„Ich danke Ihnen, und ich bitte, daß Sie die immer gleichlautende
Niederträchtigkeit in den Ofen werfen. Und hier!“ fuhr er fort, zog ein
Schriftstück aus der Tasche und unterbreitete es Herrn Knoop.
„Ich bitte freundlichst, daß Sie dies Ihrer Beachtung würdigen.“
Herr Knoop nahm das ihm Gebotene, entfaltete es und las die nachstehenden Worte:
„Herr Alfred, Baron von Klamm-Gleichen, war, nachdem er den überseeischen Dienst verlassen hatte, während einer längeren Zeit mein Privatsekretär. Als solcher hat er sich seiner Aufgaben in vorzüglichster Weise entledigt, und kann ich Herrn von Klamm als eine durchaus vertrauenswürdige, in jeder Beziehung tadellose Persönlichkeit aufs Wärmste empfehlen.

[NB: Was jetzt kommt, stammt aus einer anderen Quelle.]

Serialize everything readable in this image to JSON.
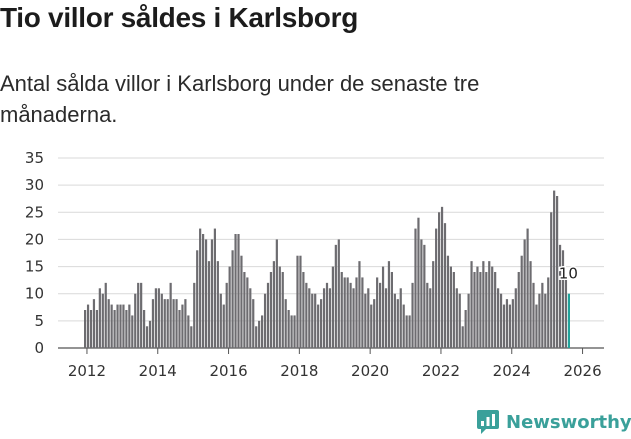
{
  "title": "Tio villor såldes i Karlsborg",
  "subtitle": "Antal sålda villor i Karlsborg under de senaste tre månaderna.",
  "brand": {
    "name": "Newsworthy",
    "color": "#3aa09a"
  },
  "colors": {
    "bar": "#6d6c70",
    "highlight": "#21a39b",
    "grid": "#d9d9d9"
  },
  "chart_data": {
    "type": "bar",
    "title": "Tio villor såldes i Karlsborg",
    "xlabel": "",
    "ylabel": "",
    "ylim": [
      0,
      35
    ],
    "y_ticks": [
      0,
      5,
      10,
      15,
      20,
      25,
      30,
      35
    ],
    "x_ticks": [
      "2012",
      "2014",
      "2016",
      "2018",
      "2020",
      "2022",
      "2024",
      "2026"
    ],
    "start": "2011-12",
    "frequency": "monthly (rolling 3 months)",
    "values": [
      7,
      8,
      7,
      9,
      7,
      11,
      10,
      12,
      9,
      8,
      7,
      8,
      8,
      8,
      7,
      8,
      6,
      10,
      12,
      12,
      7,
      4,
      5,
      9,
      11,
      11,
      10,
      9,
      9,
      12,
      9,
      9,
      7,
      8,
      9,
      6,
      4,
      12,
      18,
      22,
      21,
      20,
      16,
      20,
      22,
      16,
      10,
      8,
      12,
      15,
      18,
      21,
      21,
      17,
      14,
      13,
      11,
      9,
      4,
      5,
      6,
      10,
      12,
      14,
      16,
      20,
      15,
      14,
      9,
      7,
      6,
      6,
      17,
      17,
      14,
      12,
      11,
      10,
      10,
      8,
      9,
      11,
      12,
      11,
      15,
      19,
      20,
      14,
      13,
      13,
      12,
      11,
      13,
      16,
      13,
      10,
      11,
      8,
      9,
      13,
      12,
      15,
      11,
      16,
      14,
      10,
      9,
      11,
      8,
      6,
      6,
      12,
      22,
      24,
      20,
      19,
      12,
      11,
      16,
      22,
      25,
      26,
      23,
      17,
      15,
      14,
      11,
      10,
      4,
      7,
      10,
      16,
      14,
      15,
      14,
      16,
      14,
      16,
      15,
      14,
      11,
      10,
      8,
      9,
      8,
      9,
      11,
      14,
      17,
      20,
      22,
      16,
      12,
      8,
      10,
      12,
      10,
      13,
      25,
      29,
      28,
      19,
      18,
      13,
      10
    ],
    "highlight_last": true,
    "last_value_label": "10"
  }
}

Meine besten Wünsche für sein Wohlergehen begleiten ihn.
Fürst Alexander von Kroy.“
„Und weshalb trennten Sie sich von dem Fürsten, wenn die Frage erlaubt ist, Herr Baron?“ warf Herr Knoop hin, während er mit einer verbindlichen Geste das Schriftstück in die Hände Herrn von Klamms zurücklegte.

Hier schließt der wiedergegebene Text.